Steve waved the question away as if it were of no importance, "You're welcome to borrow something. I have plenty of clothes."
"What? You don't understand the problem with that suggestion, do you?" Danny made a series of hand gestures between the two of them, "I would have a better chance of wearing Kono's clothes."
"I think I have some things in the car," Kono offered, coming up beside him, "You want me to check now?"
"No," Danny stomped towards the Camaro, "I will sleep at Steve's tonight and make do with what I'm wearing for a day or two."
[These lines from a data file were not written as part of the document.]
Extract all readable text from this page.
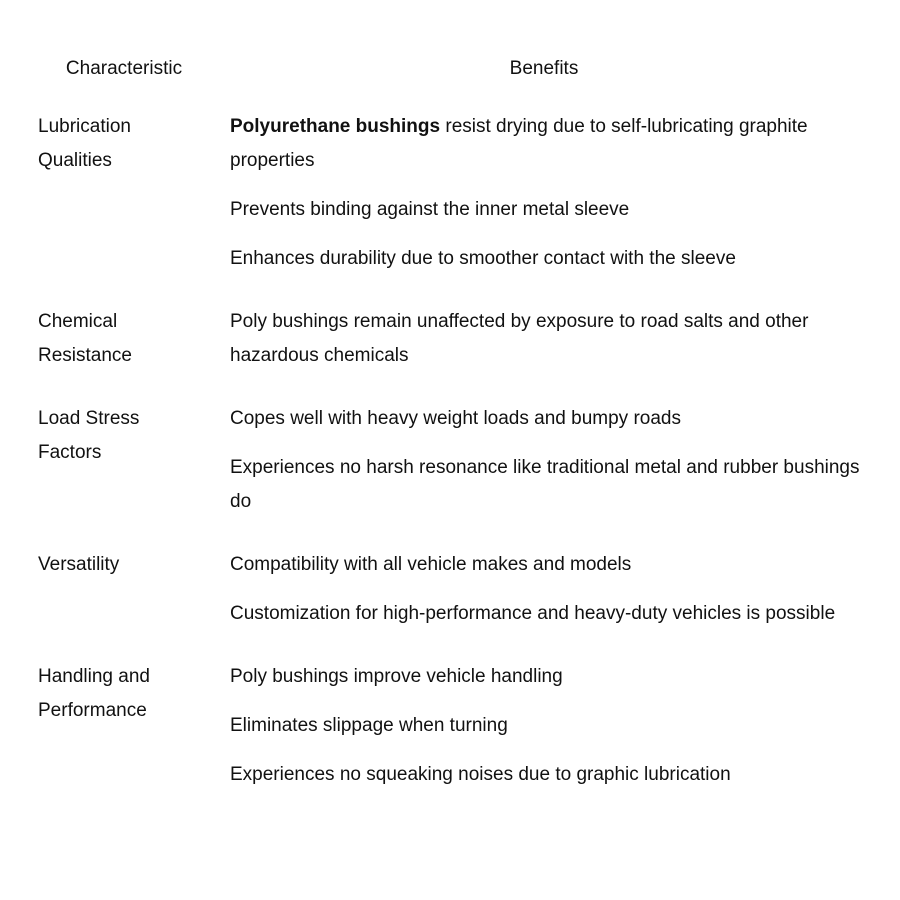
Characteristic	Benefits
Lubrication
Qualities
Polyurethane bushings resist drying due to self-lubricating graphite properties
Prevents binding against the inner metal sleeve
Enhances durability due to smoother contact with the sleeve
Chemical
Resistance
Poly bushings remain unaffected by exposure to road salts and other hazardous chemicals
Load Stress
Factors
Copes well with heavy weight loads and bumpy roads
Experiences no harsh resonance like traditional metal and rubber bushings do
Versatility	Compatibility with all vehicle makes and models
Customization for high-performance and heavy-duty vehicles is possible
Handling and
Performance
Poly bushings improve vehicle handling
Eliminates slippage when turning
Experiences no squeaking noises due to graphic lubrication
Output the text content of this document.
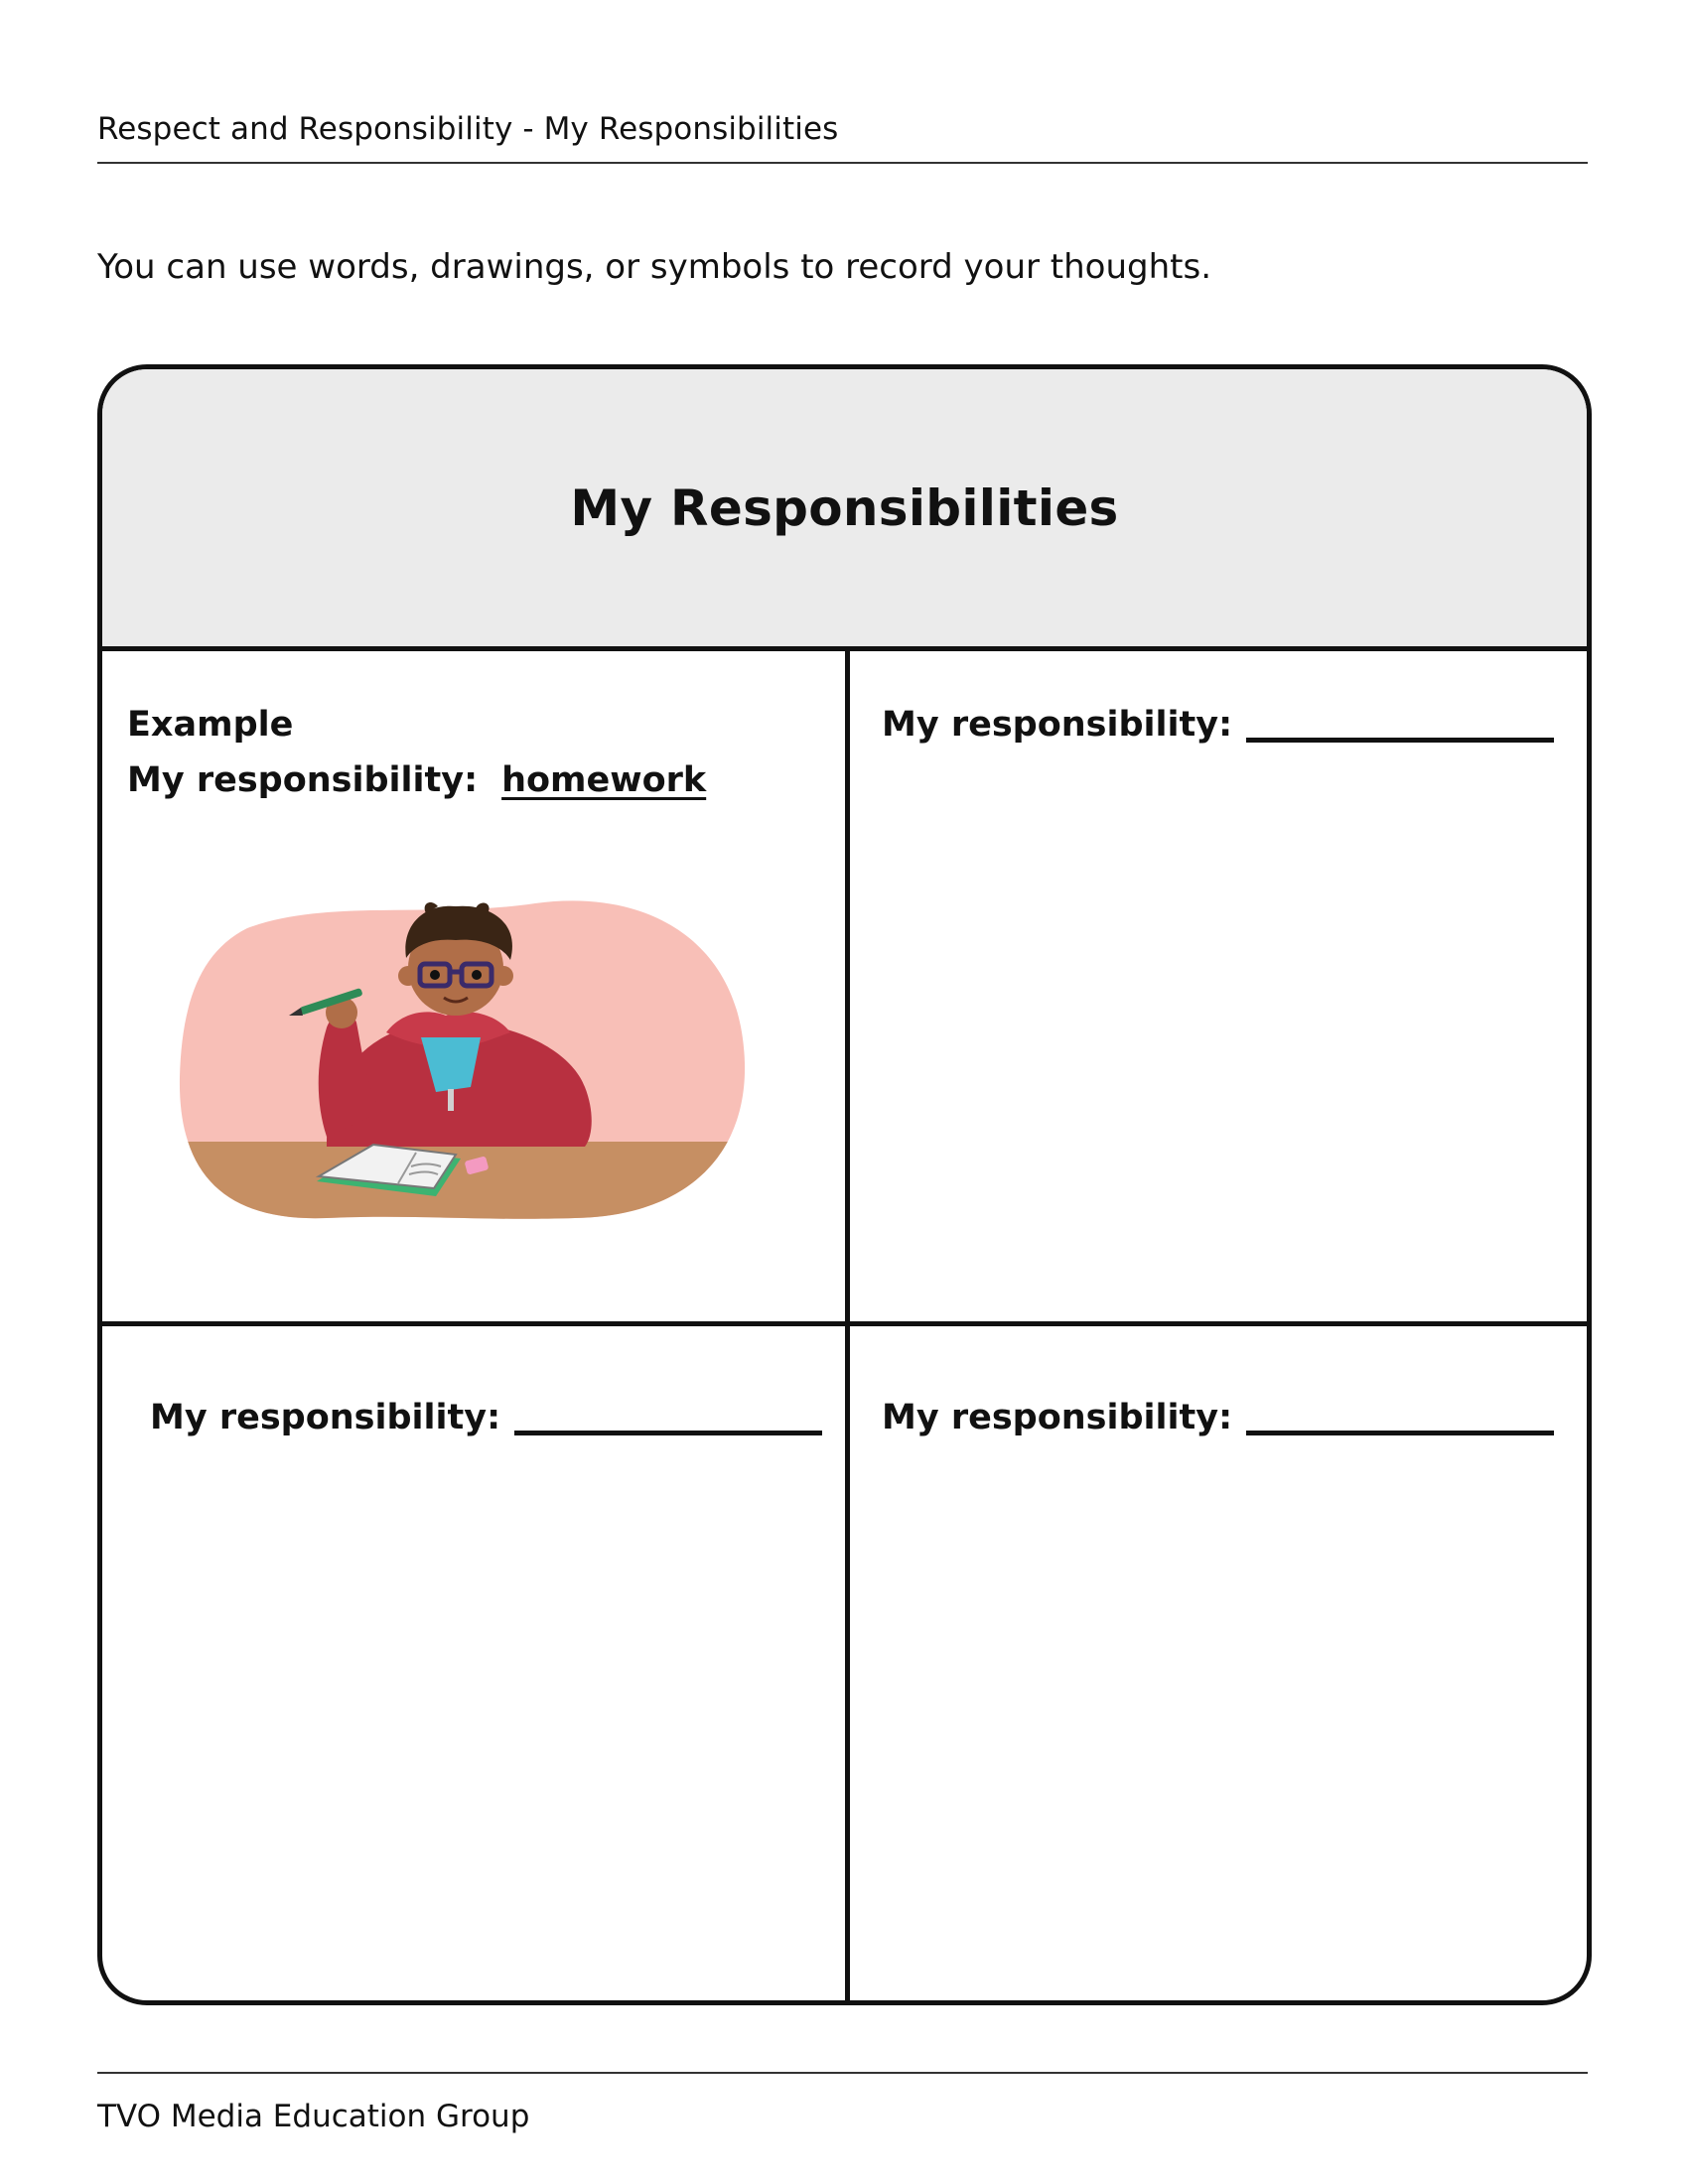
Respect and Responsibility - My Responsibilities
You can use words, drawings, or symbols to record your thoughts.
My Responsibilities
Example
My responsibility: homework
My responsibility:
My responsibility:	My responsibility:
TVO Media Education Group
Chin shook his head regretfully, "I was talking to some of the firefighters. They estimate it might be a week or longer until your apartment's been cleared. They're worried that when the body is removed, it will cause the ceiling over your bathroom to completely cave in."
"If they don't just declare the entire place an unsafe rat trap and condemn it," Steve added helpfully.
Danny closed his eyes and forced himself to take deep calming breaths. "Fine," he ground out, "tomorrow I will need to take a personal day to do some shopping. Right now, I would like to leave, but I will need a ride since my keys are in my apartment."
Steve reached into one of the many pockets on his cargo pants, producing Danny's wallet, badge, and car key, "I grabbed these for you on the way out."
"Thank you," Danny's smile was sincere. It was nice having people who looked out for you.
As Steve was climbing into his truck, he looked back over his shoulder, "I didn't have a chance to get your gun. You can borrow one or two of my spares."
He slammed to cab door before Danny could respond.
Yes, Danny thought, pulling out onto the street behind Steve, this is my life.